Wednesday 4 July 2012

Xiang Jiang Claypot Chicken Rice @ Jurong West

Teh:

I think Xiang Jiang Claypot Chicken Rice deserves a mention here! I've been to this stall for a few times. The chicken is always tender and well marinated. The salted fish is of good quality. Even the dark soy sauce they use is premium quality. How do you tell if its premium quality? Its very thick and its not salty at all! There are also some charred bits of the rice for people who like them. Most of the time we will order a soup of the day ($2.50) to go along with the rice. Their soups are nice and thick. You get a very homely feel from drinking them. Please call ahead to order so that you can eat once you reach.

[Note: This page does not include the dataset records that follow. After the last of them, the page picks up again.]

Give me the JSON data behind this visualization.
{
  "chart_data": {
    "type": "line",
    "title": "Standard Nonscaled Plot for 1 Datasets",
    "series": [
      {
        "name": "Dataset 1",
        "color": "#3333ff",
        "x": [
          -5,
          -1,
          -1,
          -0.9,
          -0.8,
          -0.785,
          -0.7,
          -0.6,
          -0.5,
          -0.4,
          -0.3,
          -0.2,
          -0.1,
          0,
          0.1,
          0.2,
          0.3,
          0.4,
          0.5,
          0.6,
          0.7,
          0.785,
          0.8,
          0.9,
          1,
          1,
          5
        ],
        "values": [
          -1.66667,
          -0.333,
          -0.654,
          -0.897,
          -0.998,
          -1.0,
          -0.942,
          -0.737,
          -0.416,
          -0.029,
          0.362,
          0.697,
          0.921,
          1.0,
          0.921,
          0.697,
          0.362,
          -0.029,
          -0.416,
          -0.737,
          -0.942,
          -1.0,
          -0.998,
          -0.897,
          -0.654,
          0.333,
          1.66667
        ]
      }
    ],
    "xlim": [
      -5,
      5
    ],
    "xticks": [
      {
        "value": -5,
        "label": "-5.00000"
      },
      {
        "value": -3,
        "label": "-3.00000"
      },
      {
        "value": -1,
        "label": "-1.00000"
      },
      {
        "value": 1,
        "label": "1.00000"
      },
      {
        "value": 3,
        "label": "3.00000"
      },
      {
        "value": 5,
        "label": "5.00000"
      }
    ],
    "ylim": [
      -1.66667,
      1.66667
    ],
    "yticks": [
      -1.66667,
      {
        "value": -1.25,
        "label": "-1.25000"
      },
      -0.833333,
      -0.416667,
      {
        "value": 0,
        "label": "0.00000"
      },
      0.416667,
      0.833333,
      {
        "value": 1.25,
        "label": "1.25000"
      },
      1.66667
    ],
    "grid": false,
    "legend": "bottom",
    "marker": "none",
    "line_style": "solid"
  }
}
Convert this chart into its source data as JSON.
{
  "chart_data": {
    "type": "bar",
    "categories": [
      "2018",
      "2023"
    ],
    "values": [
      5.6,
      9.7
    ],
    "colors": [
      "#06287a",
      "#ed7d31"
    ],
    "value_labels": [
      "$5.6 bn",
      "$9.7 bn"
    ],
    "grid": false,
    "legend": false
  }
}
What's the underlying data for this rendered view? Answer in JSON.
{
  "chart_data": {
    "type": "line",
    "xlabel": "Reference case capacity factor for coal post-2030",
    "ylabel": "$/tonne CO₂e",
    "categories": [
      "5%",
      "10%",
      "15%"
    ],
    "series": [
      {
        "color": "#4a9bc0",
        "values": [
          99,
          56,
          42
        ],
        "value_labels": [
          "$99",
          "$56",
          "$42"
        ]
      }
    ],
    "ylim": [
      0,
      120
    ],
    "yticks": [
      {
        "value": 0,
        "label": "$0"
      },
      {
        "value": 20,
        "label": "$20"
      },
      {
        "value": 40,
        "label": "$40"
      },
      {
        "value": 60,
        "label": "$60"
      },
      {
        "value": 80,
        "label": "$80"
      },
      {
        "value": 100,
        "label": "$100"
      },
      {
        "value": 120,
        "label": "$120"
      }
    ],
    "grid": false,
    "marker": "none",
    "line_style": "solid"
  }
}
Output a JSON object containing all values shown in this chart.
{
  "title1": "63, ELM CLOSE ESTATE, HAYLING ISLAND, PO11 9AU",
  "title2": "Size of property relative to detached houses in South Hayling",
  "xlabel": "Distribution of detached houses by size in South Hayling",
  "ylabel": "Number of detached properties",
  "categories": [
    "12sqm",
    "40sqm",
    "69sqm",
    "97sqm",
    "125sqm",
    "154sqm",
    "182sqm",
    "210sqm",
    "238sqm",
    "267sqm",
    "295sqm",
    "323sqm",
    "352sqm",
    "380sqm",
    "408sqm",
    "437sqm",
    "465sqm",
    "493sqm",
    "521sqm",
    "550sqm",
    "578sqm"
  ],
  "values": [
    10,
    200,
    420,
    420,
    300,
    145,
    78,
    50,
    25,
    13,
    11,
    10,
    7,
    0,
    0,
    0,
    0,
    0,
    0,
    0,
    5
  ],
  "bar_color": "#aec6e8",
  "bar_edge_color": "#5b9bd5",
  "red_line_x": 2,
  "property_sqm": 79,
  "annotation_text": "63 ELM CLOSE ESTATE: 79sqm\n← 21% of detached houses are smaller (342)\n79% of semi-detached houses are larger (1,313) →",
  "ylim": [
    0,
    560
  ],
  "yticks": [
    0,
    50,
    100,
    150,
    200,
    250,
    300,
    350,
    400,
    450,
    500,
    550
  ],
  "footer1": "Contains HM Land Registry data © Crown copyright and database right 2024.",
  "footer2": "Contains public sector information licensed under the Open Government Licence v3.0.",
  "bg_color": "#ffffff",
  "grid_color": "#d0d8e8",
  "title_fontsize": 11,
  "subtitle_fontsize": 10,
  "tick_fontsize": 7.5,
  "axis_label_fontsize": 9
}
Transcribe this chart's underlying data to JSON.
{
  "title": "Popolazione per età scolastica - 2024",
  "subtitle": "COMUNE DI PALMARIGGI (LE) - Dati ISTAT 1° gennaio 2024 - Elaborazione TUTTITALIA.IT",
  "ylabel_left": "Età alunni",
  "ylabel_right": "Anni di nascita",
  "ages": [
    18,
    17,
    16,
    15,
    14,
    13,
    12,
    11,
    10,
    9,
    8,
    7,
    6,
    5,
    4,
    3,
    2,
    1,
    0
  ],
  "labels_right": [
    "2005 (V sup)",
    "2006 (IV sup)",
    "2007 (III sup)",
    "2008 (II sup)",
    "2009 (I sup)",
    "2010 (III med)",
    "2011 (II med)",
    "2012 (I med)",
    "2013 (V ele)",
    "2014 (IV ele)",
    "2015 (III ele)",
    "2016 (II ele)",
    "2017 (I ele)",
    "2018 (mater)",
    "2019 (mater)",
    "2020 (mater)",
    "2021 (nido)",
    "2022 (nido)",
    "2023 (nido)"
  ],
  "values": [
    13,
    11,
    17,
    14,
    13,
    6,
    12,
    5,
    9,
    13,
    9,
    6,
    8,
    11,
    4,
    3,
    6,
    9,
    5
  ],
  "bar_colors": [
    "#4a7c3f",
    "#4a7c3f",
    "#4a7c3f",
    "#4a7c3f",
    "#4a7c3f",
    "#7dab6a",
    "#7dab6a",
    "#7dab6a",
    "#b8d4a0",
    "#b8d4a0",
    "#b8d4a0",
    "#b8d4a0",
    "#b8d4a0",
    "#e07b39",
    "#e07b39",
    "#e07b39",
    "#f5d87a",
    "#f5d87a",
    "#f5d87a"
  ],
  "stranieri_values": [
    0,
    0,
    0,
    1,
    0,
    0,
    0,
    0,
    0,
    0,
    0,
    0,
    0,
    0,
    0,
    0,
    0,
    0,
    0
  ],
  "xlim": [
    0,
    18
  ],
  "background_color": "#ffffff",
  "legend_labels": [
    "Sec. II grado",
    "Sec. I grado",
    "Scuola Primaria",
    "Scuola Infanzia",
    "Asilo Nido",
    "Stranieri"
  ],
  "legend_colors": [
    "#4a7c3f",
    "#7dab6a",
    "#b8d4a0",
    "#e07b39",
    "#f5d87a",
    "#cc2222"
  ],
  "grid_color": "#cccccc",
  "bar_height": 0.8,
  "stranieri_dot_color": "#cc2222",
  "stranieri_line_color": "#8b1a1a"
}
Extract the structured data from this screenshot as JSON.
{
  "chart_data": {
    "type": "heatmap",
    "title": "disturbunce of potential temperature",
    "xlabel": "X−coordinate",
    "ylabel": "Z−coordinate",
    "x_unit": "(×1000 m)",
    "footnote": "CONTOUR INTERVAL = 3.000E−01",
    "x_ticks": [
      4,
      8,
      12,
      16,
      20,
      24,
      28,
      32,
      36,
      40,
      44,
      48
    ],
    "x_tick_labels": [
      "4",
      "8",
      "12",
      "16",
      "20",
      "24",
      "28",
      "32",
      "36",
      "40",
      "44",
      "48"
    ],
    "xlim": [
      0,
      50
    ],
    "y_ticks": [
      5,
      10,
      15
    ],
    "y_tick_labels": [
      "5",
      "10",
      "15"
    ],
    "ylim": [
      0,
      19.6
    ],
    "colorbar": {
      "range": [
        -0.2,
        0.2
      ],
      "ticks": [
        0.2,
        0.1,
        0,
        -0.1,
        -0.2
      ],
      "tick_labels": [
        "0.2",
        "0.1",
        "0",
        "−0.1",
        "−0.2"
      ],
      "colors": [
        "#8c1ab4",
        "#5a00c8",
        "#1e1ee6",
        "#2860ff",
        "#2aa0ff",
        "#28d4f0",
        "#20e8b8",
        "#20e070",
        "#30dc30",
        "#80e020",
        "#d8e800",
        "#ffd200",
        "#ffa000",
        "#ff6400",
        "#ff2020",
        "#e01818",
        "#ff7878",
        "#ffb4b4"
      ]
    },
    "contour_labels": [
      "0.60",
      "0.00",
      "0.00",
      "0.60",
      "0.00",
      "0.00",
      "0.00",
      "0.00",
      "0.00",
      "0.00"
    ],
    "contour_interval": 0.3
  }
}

Check out their other varieties!

Xiang Jiang Claypot Chicken Rice
Blk 498 Jurong West St 41
Singapore 640498
Tel: 92700993

 Claypot chicken rice for 3 pax @ $13
Xiang Jiang Clayport Chicken Rice


Monday 2 July 2012

Happy Call Pan - Salmon Head

Teh:

Yesterday i finally got around to buying a salmon head to try on the Happy Call Pan. I will give you my verdict now. You can decide if you want to look at the pictures below later. *Drum rollllllll* I prefer the salmon head that was grilled in the oven (http://comingsoonlah.blogspot.sg/2012/03/grilled-salmon-head-non-complicated.html). No doubt the cooking time is considerably shortened using the Happy Call Pan (it only takes about 5-7 minutes), somehow the crispiness of the salmon skin was not as satisfying when compared to it being baked in the oven. Imagine your mum's pan fried fish. Now imagine the real grilled salmon head at japanese restaurants. That's the difference. However, the meat was tender and melt in your mouth. 


Here's how i did it:
I mentioned in my previous Happy Call Pan (HCP) post (http://comingsoonlah.blogspot.sg/2012/04/happy-call-pan-grilled-mackerel-and.html) that oil will drip out of the hole (meant for the steam to come out) if you flip it to cook. So i did not attempt to flip the pan this time. I turned the fish head manually. After washing and drying the fish, i sprinkled some salt all over the skin and on the meat. I put the HCP on medium heat (and waited for it to heat up this time) with some oil before i put the salmon head in, skin down. I cooked the skin part longer than the meat part because i want the skin to be crispy and i was confident the heat trapped on the pan when it is shut will cook the meat. Flipping the head onto the meat side for it to cook was more for browning it. When you see that the skin is nice and browned, flip the head over manually and cook it for another 1 - 2minutes. Serve hot. You can squeeze some lemon juice on it if you want. 

Maybe we can save the salmon head for the oven. If it is for cooking salmon fillet, the HCP should be a pan that gets the job done in a jiffy.